Biography of Clarence A. GAGNON

Clarence Gagnon by Edmond Dyonnet

 

BIOGRAPHY

Gagnon was born in Montreal in 1881 and began studying art in 1897 with William Brymner at the Art Association of Montreal. He went to Paris in 1904 to study at the Académie Julian, where Jean-Paul Laurens encouraged his students to compose with clarity and simplicity. He also distinguished himself as a printmaker, winning awards in the United States and France for his picturesque engravings of villages and towns. In 1909, he began to divide his time between Montreal and Charlevoix County, east of Quebec City, on the north shore of the St. Lawrence – “Christmas card country”, as his friend Jackson called it. Already attracted to the work of artists such as Horatio Walker, who celebrated the hardships of farm life, Gagnon became renowned for the winter villages  of his native land.

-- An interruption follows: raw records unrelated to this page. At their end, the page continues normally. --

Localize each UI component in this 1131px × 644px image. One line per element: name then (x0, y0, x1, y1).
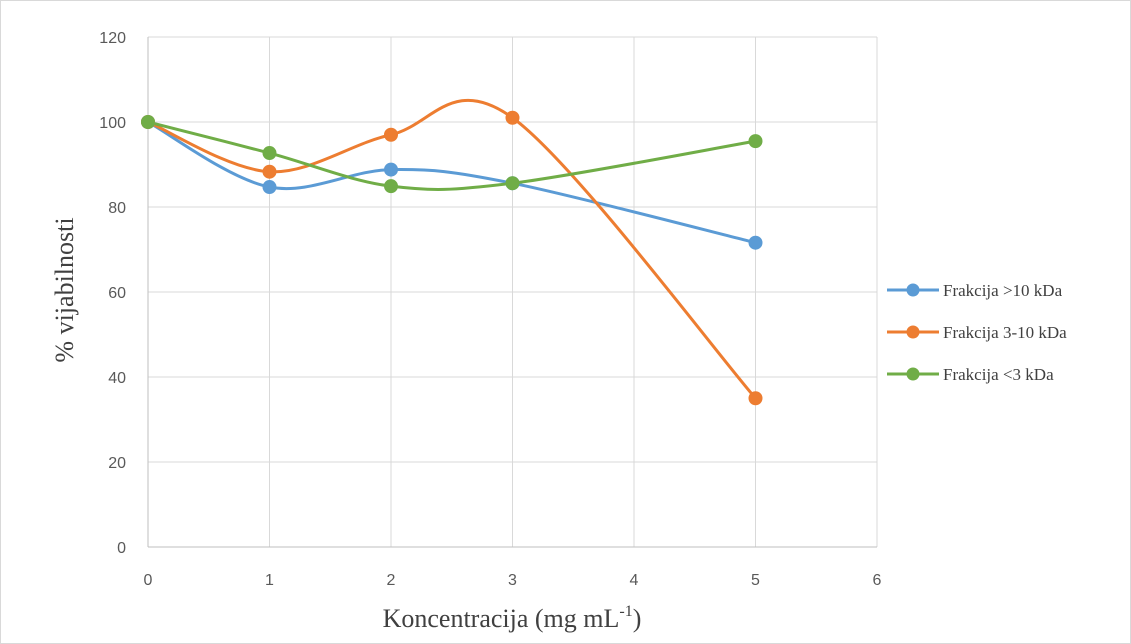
legend: Frakcija >10 kDa Frakcija 3-10 kDa Frakcij… (887, 281, 1067, 384)
x-tick-label: 3 (508, 572, 517, 589)
legend-marker-2 (906, 325, 920, 339)
data-point-series-2 (384, 127, 398, 142)
y-tick-label: 80 (108, 200, 126, 217)
x-tick-label: 6 (873, 572, 882, 589)
data-point-series-1 (748, 235, 763, 250)
y-tick-label: 0 (117, 540, 126, 557)
x-axis-title-main: Koncentracija (mg mL (383, 604, 620, 633)
y-axis-title: % vijabilnosti (50, 217, 79, 362)
legend-label-3: Frakcija <3 kDa (943, 365, 1054, 384)
x-tick-label: 2 (387, 572, 396, 589)
x-tick-label: 0 (144, 572, 153, 589)
series-line-3 (146, 120, 757, 191)
x-axis-title-superscript: -1 (619, 603, 632, 620)
series-line-2 (146, 98, 757, 400)
data-point-series-2 (262, 164, 277, 179)
legend-label-1: Frakcija >10 kDa (943, 281, 1063, 300)
data-point-series-3 (141, 115, 155, 129)
series-markers (141, 110, 763, 406)
data-point-series-3 (748, 134, 763, 149)
series-line-1 (146, 120, 757, 245)
y-tick-label: 40 (108, 370, 126, 387)
x-tick-label: 1 (265, 572, 274, 589)
legend-marker-1 (906, 283, 920, 297)
y-tick-label: 60 (108, 285, 126, 302)
x-axis-title-suffix: ) (633, 604, 642, 633)
data-point-series-3 (505, 176, 520, 191)
x-tick-label: 5 (751, 572, 760, 589)
data-point-series-3 (262, 146, 277, 161)
data-point-series-1 (384, 162, 398, 177)
legend-label-2: Frakcija 3-10 kDa (943, 323, 1067, 342)
y-tick-label: 100 (99, 115, 126, 132)
series-lines (146, 98, 757, 400)
y-tick-label: 20 (108, 455, 126, 472)
data-point-series-3 (384, 179, 398, 194)
y-tick-label: 120 (99, 30, 126, 47)
x-axis-title: Koncentracija (mg mL-1) (383, 603, 642, 633)
data-point-series-2 (748, 391, 763, 406)
legend-marker-3 (906, 367, 920, 381)
data-point-series-1 (262, 180, 277, 195)
x-tick-label: 4 (630, 572, 639, 589)
tick-labels: 0 20 40 60 80 100 120 0 1 2 3 4 5 6 (99, 30, 881, 589)
data-point-series-2 (505, 110, 520, 125)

Although he would live most of his life in France, his years in Baie-St-Paul, from 1919 to 1924, furnished him with memories of the toils and virtues of rural life.

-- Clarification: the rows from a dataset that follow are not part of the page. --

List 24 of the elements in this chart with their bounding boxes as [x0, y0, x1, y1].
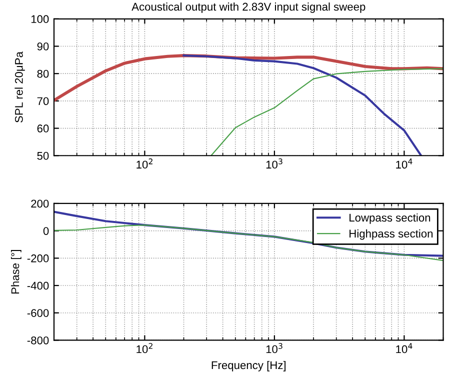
y-tick-label: 90	[37, 42, 49, 50]
y-tick-label: 100	[31, 15, 49, 24]
x-tick-label: 10$^{2}$	[136, 158, 152, 169]
legend-label: Lowpass section	[350, 213, 430, 224]
x-axis-title: Frequency [Hz]	[212, 360, 286, 372]
y-axis-title: Phase [°]	[10, 250, 22, 294]
x-tick-label: 10$^{4}$	[396, 343, 412, 354]
y-tick-label: 200	[31, 200, 49, 208]
y-tick-label: 50	[37, 152, 49, 160]
legend-label: Highpass section	[350, 229, 433, 240]
y-tick-label: -800	[27, 336, 49, 344]
y-tick-label: 70	[37, 97, 49, 106]
y-tick-label: 80	[37, 70, 49, 78]
chart-title: Acoustical output with 2.83V input signal sweep	[132, 2, 366, 13]
y-tick-label: -400	[27, 282, 49, 290]
x-tick-label: 10$^{3}$	[266, 343, 282, 354]
y-tick-label: -200	[27, 254, 49, 262]
y-axis-title: SPL rel 20μPa	[14, 52, 25, 122]
y-tick-label: 0	[43, 227, 49, 235]
y-tick-label: 60	[37, 124, 49, 132]
x-tick-label: 10$^{4}$	[396, 158, 412, 169]
x-tick-label: 10$^{2}$	[136, 343, 152, 354]
x-tick-label: 10$^{3}$	[266, 158, 282, 169]
y-tick-label: -600	[27, 309, 49, 317]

In 1928, Gagnon embarked on his most famous oeuvre: the 54 paintings that would illustrate the 1933 deluxe edition of Louis Hémon’s novel Maria Chapdelaine. Drawing on his experience of the customs and hardships of the communities of rural Quebec, Gagnon pictured the changing seasons and rituals of these people who lived close to the land. “My purpose in illustrating Maria Chapdelaine”, he wrote, “was to catch the spirit of Canada and of the French-Canadian life, which the book immortalizes. That book represents the struggle of a brave little minority and reveals the true pioneering instinct  of those early settlers. It is Canadian and yet universal in its picture of a struggle where people are determined to maintain their own religion, language and customs”.

 

SUBJECT

Like his contemporaries in the Group of Seven, Clarence Gagnon longed to dissociate himself from an academic tradition in painting and was interested in creating a national art, although not one based on the untamed wilderness. Gagnon’s idea of “national” was rooted in his love of the people and the land of Quebec, as reflected in his depictions of cultivated landscapes, in which nature has been transformed by agriculture and human settlements.

 

TECHNIQUE/MEDIUM

Gagnon was a painter and a printmaker. He travelled throughout Europe, employing the vivid palette and loose brushwork of the Impressionists that he would later apply to his painting of Canadian subjects.